SEMARANG, iNewsSemarang.id – Suasana tegang mewarnai pembongkaran lebih dari 90 lapak Pedagang Kaki Lima (PKL) di area Perhutani KPH Kendal, tepatnya di sepanjang Jalan RM Hadi Soebeno, Kecamatan Mijen, Kota Semarang, Kamis (29/8/2024) pagi.
Satpol PP Kota Semarang terpaksa mengambil tindakan tegas dengan merobohkan bangunan-bangunan semi permanen yang diduga tidak memiliki izin resmi.
Pembongkaran dimulai pukul 08.00 WIB, menggunakan dua alat berat jenis excavator. Proses ini tidak berjalan mulus, karena sejumlah orang yang diduga pemilik lapak berusaha menghalangi aksi petugas.
Situasi sempat memanas dengan terjadi adu mulut dan dorong-dorongan antara kedua belah pihak, namun proses pembongkaran terus dilakukan.
Lapak-lapak tersebut dibongkar atas dasar laporan dari Forum Pemberdayaan Advokasi Masyarakat Mijen yang mengadukan kondisi hutan yang semakin rusak akibat pembangunan lapak PKL di lahan milik Perhutani.
Menanggapi aduan tersebut, Dinas Tata Ruang (Distaru) dan Satpol PP Kota Semarang pun segera bertindak.
Sekretaris Satpol PP Kota Semarang, Marthen Stevanus Dacosta, menjelaskan bahwa pihaknya sudah memberikan Surat Peringatan (SP) 1 hingga SP 3 kepada pihak koperasi yang diduga terlibat dalam pembangunan lapak-lapak ini.
Namun, tidak ada itikad baik dari pihak koperasi untuk menanggapi surat peringatan tersebut.
"Kami telah melayangkan SP 1, 2, dan 3, namun koperasi yang terlibat tidak memberikan klarifikasi atas aduan yang masuk. Meski sudah ada rekomendasi untuk menyegel lokasi, nyatanya di lapangan pembangunan masih terus berlanjut. Ini yang sangat kami sayangkan," ujar Marthen di lokasi pembongkaran.
Lebih lanjut, Marthen juga mengungkapkan bahwa dalam rapat koordinasi di kecamatan Mijen pada awal Juli 2024, pihak koperasi telah berjanji untuk menghentikan pembangunan, namun kenyataan di lapangan, pembangunan terus dilanjutkan.

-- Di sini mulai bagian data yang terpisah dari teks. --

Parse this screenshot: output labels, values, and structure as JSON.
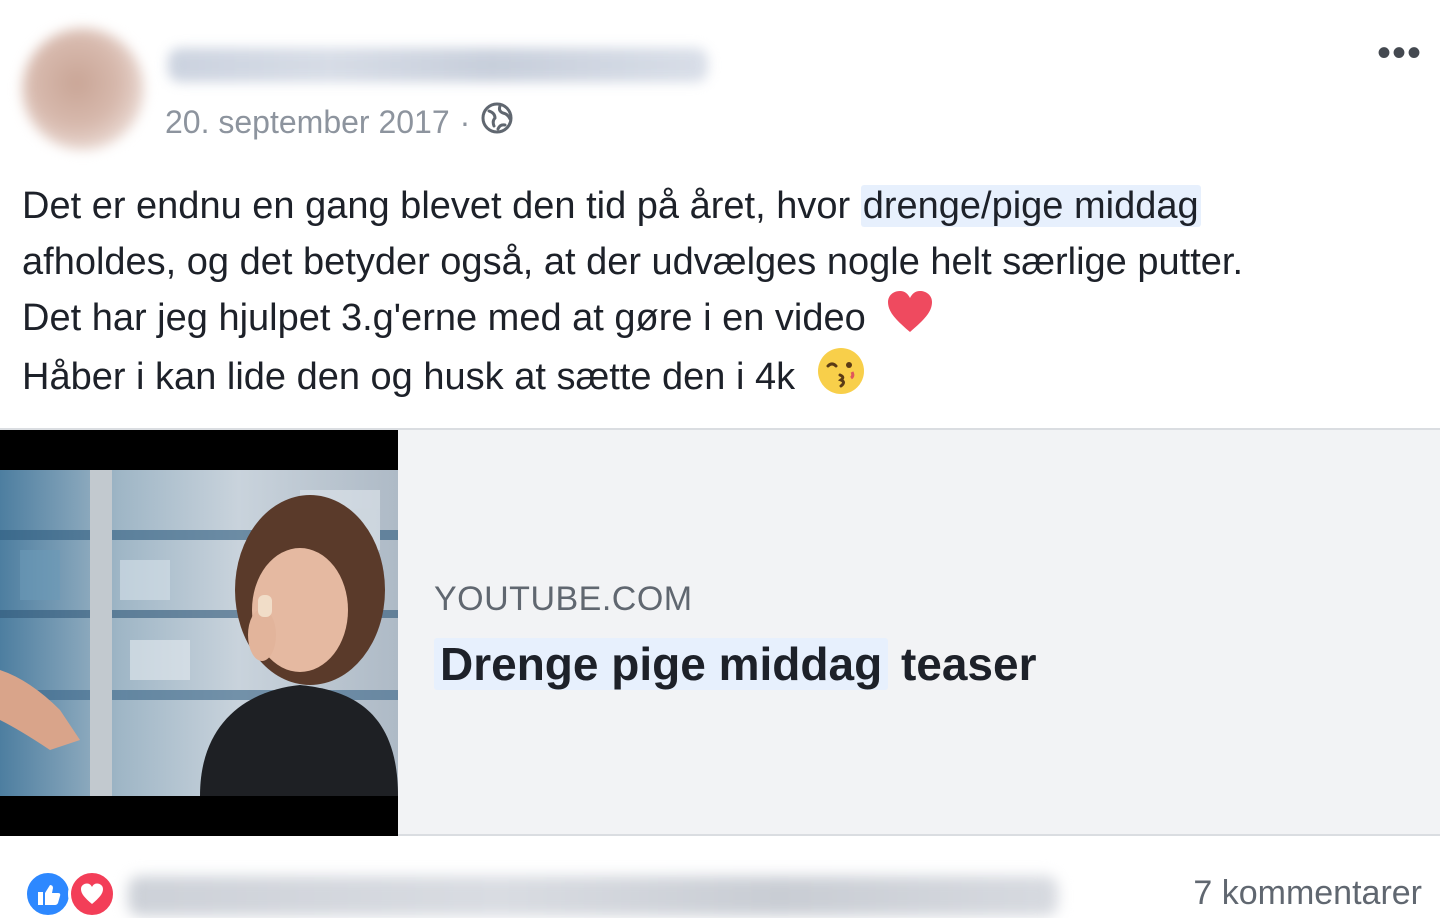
{
  "post": {
    "date": "20. september 2017",
    "separator": "·",
    "privacy_icon": "globe-icon",
    "more_label": "•••",
    "text": {
      "line1_before": "Det er endnu en gang blevet den tid på året, hvor ",
      "line1_tag": "drenge/pige middag",
      "line2": "afholdes, og det betyder også, at der udvælges nogle helt særlige putter.",
      "line3": "Det har jeg hjulpet 3.g'erne med at gøre i en video",
      "line4": "Håber i kan lide den og husk at sætte den i 4k"
    },
    "emojis": [
      "heart-emoji",
      "kissing-face-emoji"
    ]
  },
  "link_card": {
    "domain": "YOUTUBE.COM",
    "title_tag": "Drenge pige middag",
    "title_rest": " teaser"
  },
  "footer": {
    "reactions": [
      "like-icon",
      "love-icon"
    ],
    "comments_label": "7 kommentarer"
  },
  "colors": {
    "tag_highlight": "#e7f0fd",
    "card_bg": "#f2f3f5",
    "like_blue": "#2d88ff",
    "love_red": "#f33e58",
    "meta_gray": "#8d949e"
  }
}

"Dari informasi yang kami terima, lapak-lapak ini disewakan atau dijual dengan harga yang cukup tinggi, mencapai 40 hingga 60 juta rupiah per unit. Kami berharap pihak koperasi bisa segera berkomunikasi dengan Perhutani untuk mengurus izin resmi, agar tidak merugikan masyarakat di sekitar sini," ucap Marthen.